Linke-Parteichefs Bernd Riexinger und Katja Kipping auf der Feier nach der bundestagswahl. Bild: DerHexer, Wikimedia Commons, CC-by-sa 3.0

Dass die Linkspartei ein Medienproblem hat, dürfte den meisten Zuschauern schon länger bewusst sein. In den vergangenen Tagen erschienen mehrere wissenschaftliche Beiträge, die Hinweise darauf geben, wie groß dieses Problem tatsächlich ist. So wurde Die Linke bei den vergangenen Bundestagswahlen zwar drittstärkste Partei und im Ergebnis der Koalitionsverhandlungen zur Oppositionsführerin. Dieser neue Status im Bundestag beeinflusst die mediale Wahrnehmung bisher jedoch nicht. Im Gegenteil: Seit den Wahlen treten zunehmend weniger Politiker der Linkspartei in den Nachrichten auf und auch in der gedruckten Presse kam Die Linke immer weniger vor.

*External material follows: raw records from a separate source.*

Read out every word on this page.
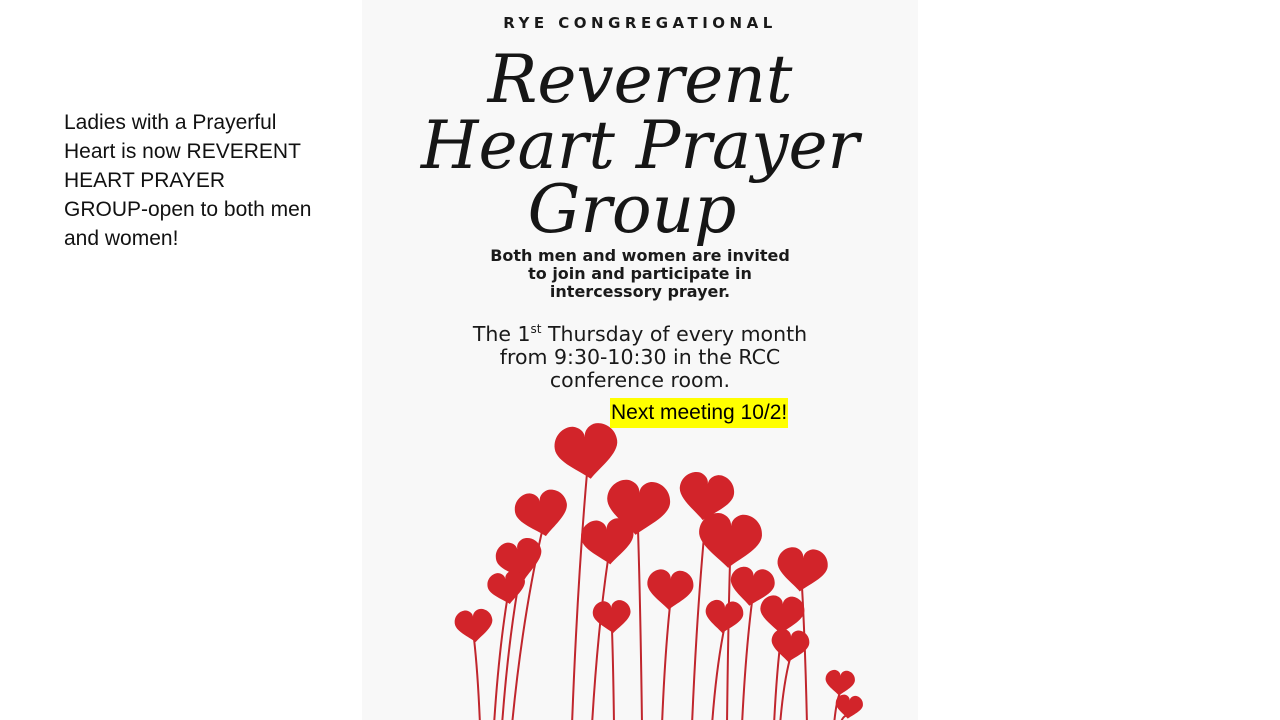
Ladies with a Prayerful Heart is now REVERENT HEART PRAYER GROUP-open to both men and women!

RYE CONGREGATIONAL
Reverent
Heart Prayer
Group

Both men and women are invited
to join and participate in
intercessory prayer.

The 1st Thursday of every month
from 9:30-10:30 in the RCC
conference room.

Next meeting 10/2!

Auf einen historischen Tiefststand fiel die Präsenz der Linken nach Angaben des Kölner Instituts für empirische Medienforschung (IFEM) im vergangenen Monat Dezember. In den wichtigsten Nachrichtensendungen von ARD, ZDF, RTL und SAT1 gehörten gerade noch 2,6 Prozent der auftretenden Politiker der Linken an. Damit liegt die Partei abgeschlagen noch weit hinter parteilosen Mandatsträgern und nahe bei der Kategorie "Sonstige", die sich Piraten, AfD und NPD teilen. Die Grünen, im Bundestag nur geringfügig schwächer aufgestellt als Die Linke, erreichten in diesem Monat mit fast acht Prozent mehr als die dreifache Medienpräsenz in den untersuchten Sendungen. Ähnlich häufig waren im Dezember auch Politiker der FDP zu Gast in den Nachrichten, obwohl die Partei weder im Bundestag noch in einer Landesregierung vertreten ist.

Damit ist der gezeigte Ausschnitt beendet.